After retirement, at age 65, he kept his mind active by submitting to on-line zoology journals his observations of the behavior of animals that came to feed on the food he left for them in his backyard. A passage from a his latest submission read:
”The new generation of squirrels this spring has developed the ability to suddenly transmute into fast-flying crows when a predator approaches, then back to squirrels when the danger is past. I have noted similar transmutations in other species, of birds and insects, as well as mammals, and I further hypothesize that, if they so willed, humans could do the same. The ancient myths of people turning into animals or half animals—werewolves, satyrs, minotaurs, and the like.—are based on fact. The tradition of athletic teams assuming ananimal identity—-bears, lions, eagles and such—reinforces my theory. Then there are those animal fables and cartoon characters we enjoyed as children.”

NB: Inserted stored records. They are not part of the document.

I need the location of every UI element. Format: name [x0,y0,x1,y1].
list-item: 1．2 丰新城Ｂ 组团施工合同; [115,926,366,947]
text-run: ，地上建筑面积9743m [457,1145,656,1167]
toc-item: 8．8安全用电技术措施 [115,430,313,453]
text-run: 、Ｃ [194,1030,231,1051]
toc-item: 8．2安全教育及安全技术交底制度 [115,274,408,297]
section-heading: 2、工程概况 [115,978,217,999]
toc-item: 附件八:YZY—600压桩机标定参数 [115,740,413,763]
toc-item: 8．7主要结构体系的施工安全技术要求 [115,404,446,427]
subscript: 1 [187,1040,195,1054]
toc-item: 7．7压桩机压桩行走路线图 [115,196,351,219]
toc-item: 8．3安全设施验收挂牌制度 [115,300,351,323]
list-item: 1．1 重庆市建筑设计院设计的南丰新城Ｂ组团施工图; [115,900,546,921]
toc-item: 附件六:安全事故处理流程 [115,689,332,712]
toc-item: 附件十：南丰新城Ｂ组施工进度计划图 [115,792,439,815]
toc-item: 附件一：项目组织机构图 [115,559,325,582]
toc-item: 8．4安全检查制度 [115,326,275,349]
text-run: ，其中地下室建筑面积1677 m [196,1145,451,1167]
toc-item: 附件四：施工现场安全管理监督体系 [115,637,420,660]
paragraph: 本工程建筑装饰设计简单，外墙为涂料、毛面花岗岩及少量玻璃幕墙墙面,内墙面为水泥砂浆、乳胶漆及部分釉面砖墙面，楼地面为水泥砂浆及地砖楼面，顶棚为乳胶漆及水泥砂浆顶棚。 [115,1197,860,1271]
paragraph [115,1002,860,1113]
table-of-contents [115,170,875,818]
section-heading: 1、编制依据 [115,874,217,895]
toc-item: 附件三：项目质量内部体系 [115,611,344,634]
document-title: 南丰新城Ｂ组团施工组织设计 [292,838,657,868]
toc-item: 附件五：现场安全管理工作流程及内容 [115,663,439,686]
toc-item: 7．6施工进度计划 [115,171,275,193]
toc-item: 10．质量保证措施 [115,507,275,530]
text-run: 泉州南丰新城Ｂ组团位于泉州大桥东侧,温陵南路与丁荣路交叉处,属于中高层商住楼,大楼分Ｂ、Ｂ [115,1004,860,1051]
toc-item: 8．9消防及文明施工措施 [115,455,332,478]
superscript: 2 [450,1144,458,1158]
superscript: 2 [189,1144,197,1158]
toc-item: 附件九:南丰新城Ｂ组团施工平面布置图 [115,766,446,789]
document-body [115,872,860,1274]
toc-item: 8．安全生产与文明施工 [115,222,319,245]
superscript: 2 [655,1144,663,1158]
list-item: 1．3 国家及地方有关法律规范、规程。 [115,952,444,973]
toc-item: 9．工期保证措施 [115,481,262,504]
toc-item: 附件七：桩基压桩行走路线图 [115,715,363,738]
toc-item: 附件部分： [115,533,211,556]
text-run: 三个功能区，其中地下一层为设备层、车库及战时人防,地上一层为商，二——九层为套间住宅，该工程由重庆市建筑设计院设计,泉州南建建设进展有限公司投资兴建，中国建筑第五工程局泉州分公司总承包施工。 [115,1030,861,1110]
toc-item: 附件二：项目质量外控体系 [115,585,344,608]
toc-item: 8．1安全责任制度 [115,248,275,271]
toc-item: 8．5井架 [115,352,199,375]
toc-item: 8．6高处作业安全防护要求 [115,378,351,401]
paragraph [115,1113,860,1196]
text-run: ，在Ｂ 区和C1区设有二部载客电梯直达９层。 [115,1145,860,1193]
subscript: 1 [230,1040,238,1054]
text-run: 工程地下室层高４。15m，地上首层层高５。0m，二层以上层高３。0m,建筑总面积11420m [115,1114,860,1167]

Like all 122 of his previous submissions, this one was also rejected, but that did not deter Ortega. Figuring that he was too far ahead of his time, that it would take decades for the science of zoology to catch up with his theories, he archived each rejected submission chronologically in a web page addressed to future zoologists, titled: “The Synergy of the Species.” His next submission, Number 123, described his near success in exchanging anatomies with his pet German Shepherd.